If you have to do a lot of index calculation with integer multiplication, take a look at the __umul24() function, which does unsigned, 24-bit multiplication. This function is 4 times faster than standard 32-bit multiplication, and is sufficient for computing indices if your arrays have less than 16 million elements.

But before you fuss with that too much, you should use the CUDA profiler to make sure your memory accesses are coalesced. Counting instructions won’t tell you how much time your kernel spends sitting around, waiting for memory reads to finish. A sub-optimal memory access pattern is the main cause of poor CUDA performance, so you should rule that out first.

You could also already be hitting the peak memory throughput of 70 GiB/s. If you are memory limited, it doesn’t matter one bit if your kernel “wastes” ALU operations, since they are all hidden within the memory latency.

Thanks for reply.

So what I’m working on is motion estimation , basically typical image processing which I expect good performance on GPU:)

I almost did not use global memory, most data stored in texutre and shared memory. Very few global memory data are accessed in coalesced way, I checked that from visual profiler.

So now it’s still far from peak, I guess the kind of ‘indexing’ and ‘polling’ instructions are taking too much cycles. I also use short for indice calculation.

any further ideas how to improve this? And I cannot find any reported achieved performance for block motion estimation, on G80. Such information is also welcomed.

Thanks

It’s not memory limited, because most intermediate results are manipulated in shared memory. Only two images of small size are read from texture memory, for once or twice per pixel. Global memory is almost unused.

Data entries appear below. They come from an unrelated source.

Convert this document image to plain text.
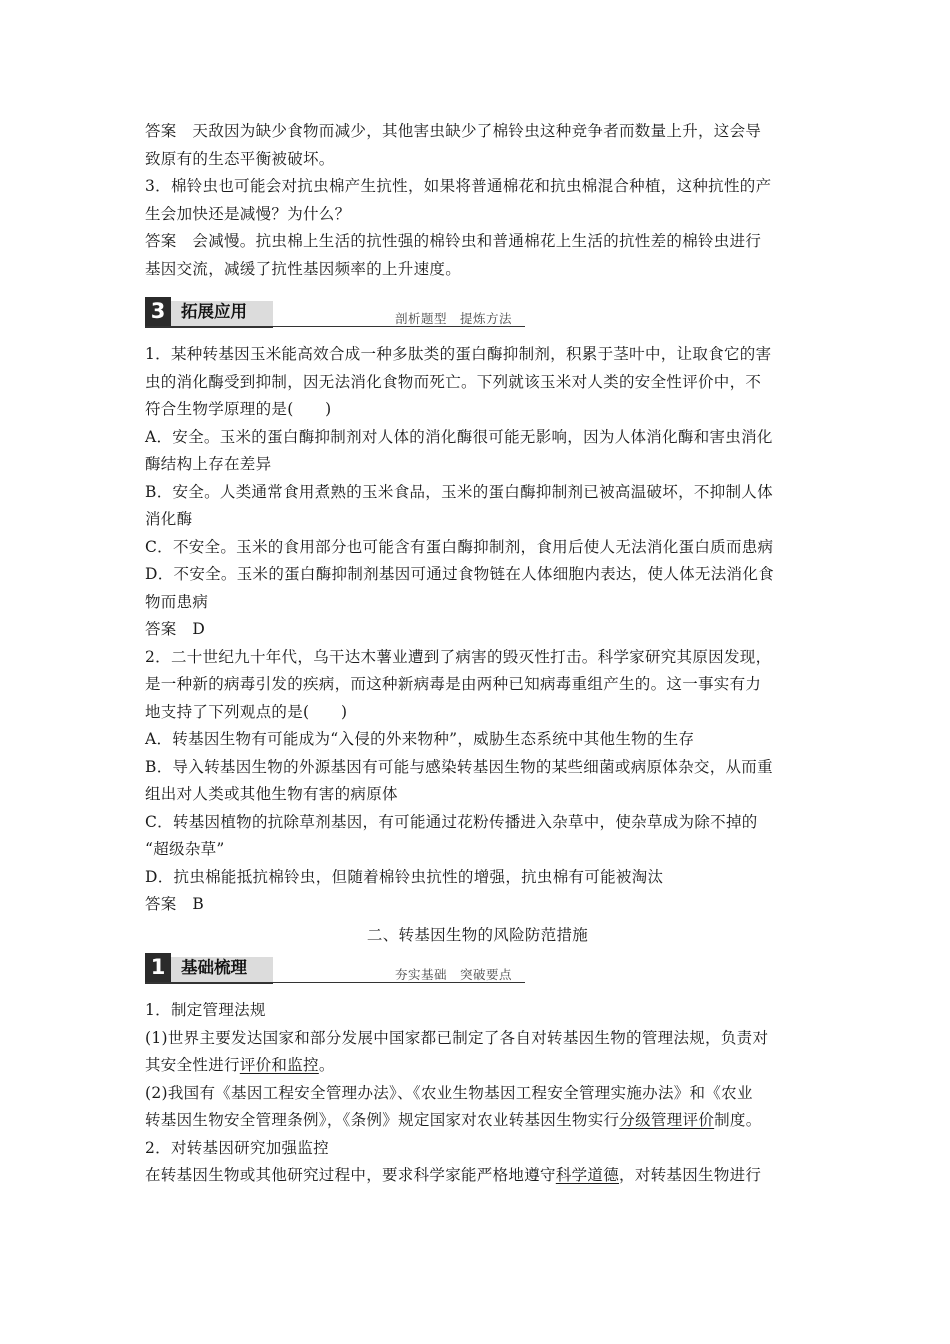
答案　天敌因为缺少食物而减少，其他害虫缺少了棉铃虫这种竞争者而数量上升，这会导

致原有的生态平衡被破坏。

3．棉铃虫也可能会对抗虫棉产生抗性，如果将普通棉花和抗虫棉混合种植，这种抗性的产

生会加快还是减慢？为什么？

答案　会减慢。抗虫棉上生活的抗性强的棉铃虫和普通棉花上生活的抗性差的棉铃虫进行

基因交流，减缓了抗性基因频率的上升速度。

3 拓展应用	剖析题型　提炼方法

1．某种转基因玉米能高效合成一种多肽类的蛋白酶抑制剂，积累于茎叶中，让取食它的害

虫的消化酶受到抑制，因无法消化食物而死亡。下列就该玉米对人类的安全性评价中，不

符合生物学原理的是(　　)

A．安全。玉米的蛋白酶抑制剂对人体的消化酶很可能无影响，因为人体消化酶和害虫消化

酶结构上存在差异

B．安全。人类通常食用煮熟的玉米食品，玉米的蛋白酶抑制剂已被高温破坏，不抑制人体

消化酶

C．不安全。玉米的食用部分也可能含有蛋白酶抑制剂，食用后使人无法消化蛋白质而患病

D．不安全。玉米的蛋白酶抑制剂基因可通过食物链在人体细胞内表达，使人体无法消化食

物而患病

答案　D

2．二十世纪九十年代，乌干达木薯业遭到了病害的毁灭性打击。科学家研究其原因发现，

是一种新的病毒引发的疾病，而这种新病毒是由两种已知病毒重组产生的。这一事实有力

地支持了下列观点的是(　　)

A．转基因生物有可能成为“入侵的外来物种”，威胁生态系统中其他生物的生存

B．导入转基因生物的外源基因有可能与感染转基因生物的某些细菌或病原体杂交，从而重

组出对人类或其他生物有害的病原体

C．转基因植物的抗除草剂基因，有可能通过花粉传播进入杂草中，使杂草成为除不掉的

“超级杂草”

D．抗虫棉能抵抗棉铃虫，但随着棉铃虫抗性的增强，抗虫棉有可能被淘汰

答案　B

二、转基因生物的风险防范措施

1 基础梳理	夯实基础　突破要点

1．制定管理法规

(1)世界主要发达国家和部分发展中国家都已制定了各自对转基因生物的管理法规，负责对

其安全性进行评价和监控。

(2)我国有《基因工程安全管理办法》、《农业生物基因工程安全管理实施办法》和《农业

转基因生物安全管理条例》，《条例》规定国家对农业转基因生物实行分级管理评价制度。

2．对转基因研究加强监控

在转基因生物或其他研究过程中，要求科学家能严格地遵守科学道德，对转基因生物进行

I think any further advice would require seeing C and the corresponding PTX output.

Possible shared memory bank conflicts could be a thing to look into. Another thing that could reduce performance is non optimal occupancy caused by high register count/high shared memory usage. If you didn’t already you could trouble the occupancy calculator regarding that matter. The profiler will give you information about occupancy too.

@seibert: thanks for the advice about __umul24() - I was not aware of that and I think I can exploit this in my kernels.

Thanks for suggestion.

As far as I know, occupancy only matters when there is memory latency to hide, right?..

The occupancy is not high though(0.125), but I supposed memory lantency is not a big issue, due to using a lot of shared memory and texture memory. Maybe you are right, I’ll increase the occupancy see what happens…

News flash! Texture memory is device memory and is subject to the same 70 GiB/s throughput limit.

The only way you are going to know if you are reaching the limit is by counting the number of memory accesses and calculating an effective GiB/s.